With the introduction of the Employment Equity Amendment Act, Rustim Ariefdien discusses the disability targets set for businesses
The Employment Equity Amendment Act was signed into law. This Act prioritises Employment Equity by introducing targets. The published disability targets was deeply disappointing
When the Employment Equity Act was first promulgated in 1998, there was hope that disability would feature in the world of work.
The 2011 Census confirmed that disability represented 7,5 percent of the population. In certain quarters it was believed that this would be the disability employment equity target.
This notion was supported by the Code of Good Practice on Employment Equity that indicated that demographic statistics would guide target setting for disability employment equity.
In the public sector the disability employment equity target was set to two percent and notably certain government organs actively sought to surpass this target.
The Skills Development Act set a target spend of four percent as a guideline, but even the SETAs were challenged to achieve this target.

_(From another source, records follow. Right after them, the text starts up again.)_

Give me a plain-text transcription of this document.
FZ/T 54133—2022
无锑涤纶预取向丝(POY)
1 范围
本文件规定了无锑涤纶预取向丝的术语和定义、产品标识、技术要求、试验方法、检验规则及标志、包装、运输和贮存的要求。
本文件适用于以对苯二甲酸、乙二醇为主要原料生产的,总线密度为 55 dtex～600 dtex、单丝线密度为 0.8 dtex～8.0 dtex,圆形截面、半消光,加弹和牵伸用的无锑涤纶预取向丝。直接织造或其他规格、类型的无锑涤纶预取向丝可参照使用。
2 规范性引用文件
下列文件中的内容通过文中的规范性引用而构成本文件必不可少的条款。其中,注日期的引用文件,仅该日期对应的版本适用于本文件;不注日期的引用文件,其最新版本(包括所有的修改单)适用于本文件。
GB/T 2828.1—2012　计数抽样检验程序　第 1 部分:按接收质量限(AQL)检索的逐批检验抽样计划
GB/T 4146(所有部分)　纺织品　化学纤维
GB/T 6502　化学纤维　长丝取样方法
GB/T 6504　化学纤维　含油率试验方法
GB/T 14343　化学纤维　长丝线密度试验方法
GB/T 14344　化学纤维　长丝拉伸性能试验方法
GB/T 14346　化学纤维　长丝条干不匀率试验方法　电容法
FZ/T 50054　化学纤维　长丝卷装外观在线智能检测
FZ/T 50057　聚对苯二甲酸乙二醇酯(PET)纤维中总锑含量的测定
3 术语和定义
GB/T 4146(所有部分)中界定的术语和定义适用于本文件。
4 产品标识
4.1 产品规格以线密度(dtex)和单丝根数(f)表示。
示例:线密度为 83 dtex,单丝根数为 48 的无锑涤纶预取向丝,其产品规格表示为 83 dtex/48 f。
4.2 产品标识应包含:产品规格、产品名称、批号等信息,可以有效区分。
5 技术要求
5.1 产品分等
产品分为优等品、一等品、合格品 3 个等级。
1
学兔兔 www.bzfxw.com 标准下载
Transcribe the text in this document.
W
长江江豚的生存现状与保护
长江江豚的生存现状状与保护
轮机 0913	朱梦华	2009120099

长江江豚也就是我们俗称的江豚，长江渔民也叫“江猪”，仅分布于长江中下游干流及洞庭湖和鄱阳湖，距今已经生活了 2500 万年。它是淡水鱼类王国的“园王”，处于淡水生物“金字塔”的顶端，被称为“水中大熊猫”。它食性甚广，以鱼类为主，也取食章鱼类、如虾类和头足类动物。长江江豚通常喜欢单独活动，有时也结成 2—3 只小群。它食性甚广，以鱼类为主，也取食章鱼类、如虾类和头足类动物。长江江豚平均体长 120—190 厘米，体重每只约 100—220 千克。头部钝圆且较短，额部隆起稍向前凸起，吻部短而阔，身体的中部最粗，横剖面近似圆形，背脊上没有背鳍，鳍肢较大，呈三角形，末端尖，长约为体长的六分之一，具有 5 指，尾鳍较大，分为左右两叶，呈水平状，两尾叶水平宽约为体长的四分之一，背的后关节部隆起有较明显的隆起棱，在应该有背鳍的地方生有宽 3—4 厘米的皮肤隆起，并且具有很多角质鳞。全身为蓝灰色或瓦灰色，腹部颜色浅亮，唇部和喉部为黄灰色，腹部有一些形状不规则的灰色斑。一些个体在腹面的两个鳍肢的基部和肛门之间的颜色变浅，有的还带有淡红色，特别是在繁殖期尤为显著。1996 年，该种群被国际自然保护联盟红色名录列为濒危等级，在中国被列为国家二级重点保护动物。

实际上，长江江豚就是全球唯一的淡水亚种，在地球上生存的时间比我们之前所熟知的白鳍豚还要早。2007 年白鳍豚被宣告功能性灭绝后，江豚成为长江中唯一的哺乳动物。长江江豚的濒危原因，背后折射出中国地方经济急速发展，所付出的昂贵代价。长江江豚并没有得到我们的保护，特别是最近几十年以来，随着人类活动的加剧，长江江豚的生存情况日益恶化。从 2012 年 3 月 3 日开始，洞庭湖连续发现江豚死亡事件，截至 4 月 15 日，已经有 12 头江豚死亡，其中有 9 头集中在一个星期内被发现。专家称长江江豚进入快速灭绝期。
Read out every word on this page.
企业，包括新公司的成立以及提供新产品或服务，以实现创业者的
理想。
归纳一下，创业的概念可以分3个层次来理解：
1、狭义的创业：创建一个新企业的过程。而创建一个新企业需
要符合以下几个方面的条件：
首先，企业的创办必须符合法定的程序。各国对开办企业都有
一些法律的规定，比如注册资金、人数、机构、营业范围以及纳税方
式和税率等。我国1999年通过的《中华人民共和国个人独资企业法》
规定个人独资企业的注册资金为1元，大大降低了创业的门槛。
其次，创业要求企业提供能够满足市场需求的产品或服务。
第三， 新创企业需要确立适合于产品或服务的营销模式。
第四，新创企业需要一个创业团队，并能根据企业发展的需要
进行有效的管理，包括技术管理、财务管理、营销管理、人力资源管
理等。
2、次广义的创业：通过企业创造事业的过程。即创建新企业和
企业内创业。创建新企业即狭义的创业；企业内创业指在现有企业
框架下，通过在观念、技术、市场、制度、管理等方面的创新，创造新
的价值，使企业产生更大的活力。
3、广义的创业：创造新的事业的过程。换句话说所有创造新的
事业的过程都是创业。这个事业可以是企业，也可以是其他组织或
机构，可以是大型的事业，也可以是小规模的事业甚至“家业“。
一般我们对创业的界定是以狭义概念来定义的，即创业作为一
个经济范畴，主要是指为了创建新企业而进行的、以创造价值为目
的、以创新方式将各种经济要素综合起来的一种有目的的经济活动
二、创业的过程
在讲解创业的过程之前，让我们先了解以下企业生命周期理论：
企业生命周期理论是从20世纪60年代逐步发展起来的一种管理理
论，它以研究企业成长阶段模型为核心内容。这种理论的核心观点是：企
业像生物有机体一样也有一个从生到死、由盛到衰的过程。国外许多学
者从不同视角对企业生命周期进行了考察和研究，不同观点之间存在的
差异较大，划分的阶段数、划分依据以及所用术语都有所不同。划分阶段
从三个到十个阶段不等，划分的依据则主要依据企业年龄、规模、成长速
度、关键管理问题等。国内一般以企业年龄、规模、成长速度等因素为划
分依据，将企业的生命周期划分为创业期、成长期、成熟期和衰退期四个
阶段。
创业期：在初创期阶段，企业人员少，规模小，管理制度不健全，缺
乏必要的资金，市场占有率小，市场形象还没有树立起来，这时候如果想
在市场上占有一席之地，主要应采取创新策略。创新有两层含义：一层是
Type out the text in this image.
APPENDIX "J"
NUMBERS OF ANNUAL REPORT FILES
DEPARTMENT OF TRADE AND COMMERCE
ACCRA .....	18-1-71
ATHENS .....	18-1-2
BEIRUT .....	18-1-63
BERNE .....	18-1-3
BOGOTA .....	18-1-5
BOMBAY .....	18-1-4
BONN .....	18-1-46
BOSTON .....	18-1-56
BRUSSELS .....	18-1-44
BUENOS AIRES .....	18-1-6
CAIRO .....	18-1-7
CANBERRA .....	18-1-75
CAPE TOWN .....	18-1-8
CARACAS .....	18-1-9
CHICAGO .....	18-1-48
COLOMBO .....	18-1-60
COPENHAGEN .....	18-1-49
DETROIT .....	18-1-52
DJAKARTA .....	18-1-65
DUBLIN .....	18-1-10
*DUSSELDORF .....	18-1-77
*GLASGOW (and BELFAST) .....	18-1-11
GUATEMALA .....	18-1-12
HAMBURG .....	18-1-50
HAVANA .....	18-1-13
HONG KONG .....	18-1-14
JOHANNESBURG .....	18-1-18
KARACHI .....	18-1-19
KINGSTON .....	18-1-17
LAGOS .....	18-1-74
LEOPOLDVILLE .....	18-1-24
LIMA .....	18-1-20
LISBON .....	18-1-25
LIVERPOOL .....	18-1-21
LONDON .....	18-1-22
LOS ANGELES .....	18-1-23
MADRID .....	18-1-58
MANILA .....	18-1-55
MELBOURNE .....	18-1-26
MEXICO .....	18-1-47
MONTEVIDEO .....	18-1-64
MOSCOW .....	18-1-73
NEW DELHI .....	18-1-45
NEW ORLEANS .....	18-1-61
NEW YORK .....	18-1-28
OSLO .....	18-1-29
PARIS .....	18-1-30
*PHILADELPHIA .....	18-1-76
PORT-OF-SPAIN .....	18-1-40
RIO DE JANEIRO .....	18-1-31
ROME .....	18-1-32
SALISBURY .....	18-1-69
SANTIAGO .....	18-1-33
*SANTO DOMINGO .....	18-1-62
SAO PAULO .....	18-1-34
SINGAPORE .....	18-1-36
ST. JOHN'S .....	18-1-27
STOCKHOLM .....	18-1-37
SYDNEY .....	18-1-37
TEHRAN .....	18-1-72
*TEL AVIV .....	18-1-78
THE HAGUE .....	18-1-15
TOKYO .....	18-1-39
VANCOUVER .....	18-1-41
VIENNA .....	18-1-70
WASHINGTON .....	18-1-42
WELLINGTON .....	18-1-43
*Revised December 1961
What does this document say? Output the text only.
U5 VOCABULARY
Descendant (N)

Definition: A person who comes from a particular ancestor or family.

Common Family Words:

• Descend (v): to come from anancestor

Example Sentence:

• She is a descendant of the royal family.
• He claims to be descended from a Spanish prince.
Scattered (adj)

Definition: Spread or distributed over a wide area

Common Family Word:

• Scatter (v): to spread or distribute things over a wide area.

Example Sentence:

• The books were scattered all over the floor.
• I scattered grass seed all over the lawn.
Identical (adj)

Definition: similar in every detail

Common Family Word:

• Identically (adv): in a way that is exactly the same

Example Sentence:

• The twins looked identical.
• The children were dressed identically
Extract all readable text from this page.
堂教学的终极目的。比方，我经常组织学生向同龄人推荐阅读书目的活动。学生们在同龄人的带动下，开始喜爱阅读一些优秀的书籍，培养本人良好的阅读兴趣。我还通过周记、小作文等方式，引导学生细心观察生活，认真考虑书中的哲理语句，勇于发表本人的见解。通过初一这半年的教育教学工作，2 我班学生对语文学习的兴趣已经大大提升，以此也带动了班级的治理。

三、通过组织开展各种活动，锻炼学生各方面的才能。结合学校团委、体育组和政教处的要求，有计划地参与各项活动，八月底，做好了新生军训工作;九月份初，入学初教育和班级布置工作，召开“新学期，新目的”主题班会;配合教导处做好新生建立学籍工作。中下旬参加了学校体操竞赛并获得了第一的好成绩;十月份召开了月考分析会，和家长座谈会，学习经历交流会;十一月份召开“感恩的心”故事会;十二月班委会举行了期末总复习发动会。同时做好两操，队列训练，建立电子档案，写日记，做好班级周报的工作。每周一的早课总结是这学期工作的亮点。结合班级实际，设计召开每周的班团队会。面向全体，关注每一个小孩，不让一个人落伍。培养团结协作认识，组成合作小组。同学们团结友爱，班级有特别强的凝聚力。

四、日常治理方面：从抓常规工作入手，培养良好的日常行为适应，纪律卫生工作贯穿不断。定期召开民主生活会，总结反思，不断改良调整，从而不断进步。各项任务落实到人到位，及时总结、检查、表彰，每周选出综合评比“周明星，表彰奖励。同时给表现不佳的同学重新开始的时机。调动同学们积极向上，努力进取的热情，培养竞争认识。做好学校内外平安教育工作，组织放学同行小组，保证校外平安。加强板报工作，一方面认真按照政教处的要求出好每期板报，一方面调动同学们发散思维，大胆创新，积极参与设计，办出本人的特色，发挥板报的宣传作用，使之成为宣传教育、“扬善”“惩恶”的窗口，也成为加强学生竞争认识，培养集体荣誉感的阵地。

The introduction of B-BBEE provided a hard target of two percent black disability employment equity. From the various targets stated above, how could we achieve disability employment equity parity?
The Commission on Employment Equity has reported disability employment equity only achieving between one and 1,3 percent, which confirmed that the disability community remains hugely marginalised.
The incentives provided by B-BBEE are significant for disability, but we have not seen its impact in terms of disability employment equity data reported. Similarly, Skills Development greatly incentivises employers with the implementation of learnerships, but its impact has proven to be miniscule as well.
Then came the Employment Equity Amendment Act target setting disability employment equity at two percent! How will this target increase the economic empowerment of people with disabilities?
It does not make a dent into the 7,5 percent of the working population that should be made provision for in terms of employment.
If employers are going align this disability employment equity target of two percent with the black disability employment target of two percent in the B-BBEE scorecard what happens to white people with disabilities?
It is sad that all the hard work that disability activists have done to bring disability awareness to the limelight is greatly diminished through this target. It is a travesty indeed.
However, as disability activists we must not give up the fight. Our strategy must be to ensure that these targets are achieved:
- Two percent disability employment equity as per Employment Equity Amendment Act.
- Two percent disability employment equity in the Public Service.
- Two percent black disability employment equity as per B-BBEE Scorecard.
- Four percent disability skills spend as per the Skills Development Act.
To achieve this strategy, we need to use the following tools:
- Employers need to achieve the two percent Disability Employment Equity
- Target or face huge penalties.
- Businesses are encouraged to engage disability to earn them extra B-BBEE Scorecard points.
- Businesses have higher Tax Allowances when doing learnerships with people with disabilities.
The above list is certainly not exhaustive, but provides direction in terms of the economic empowerment of the disability community in South Africa.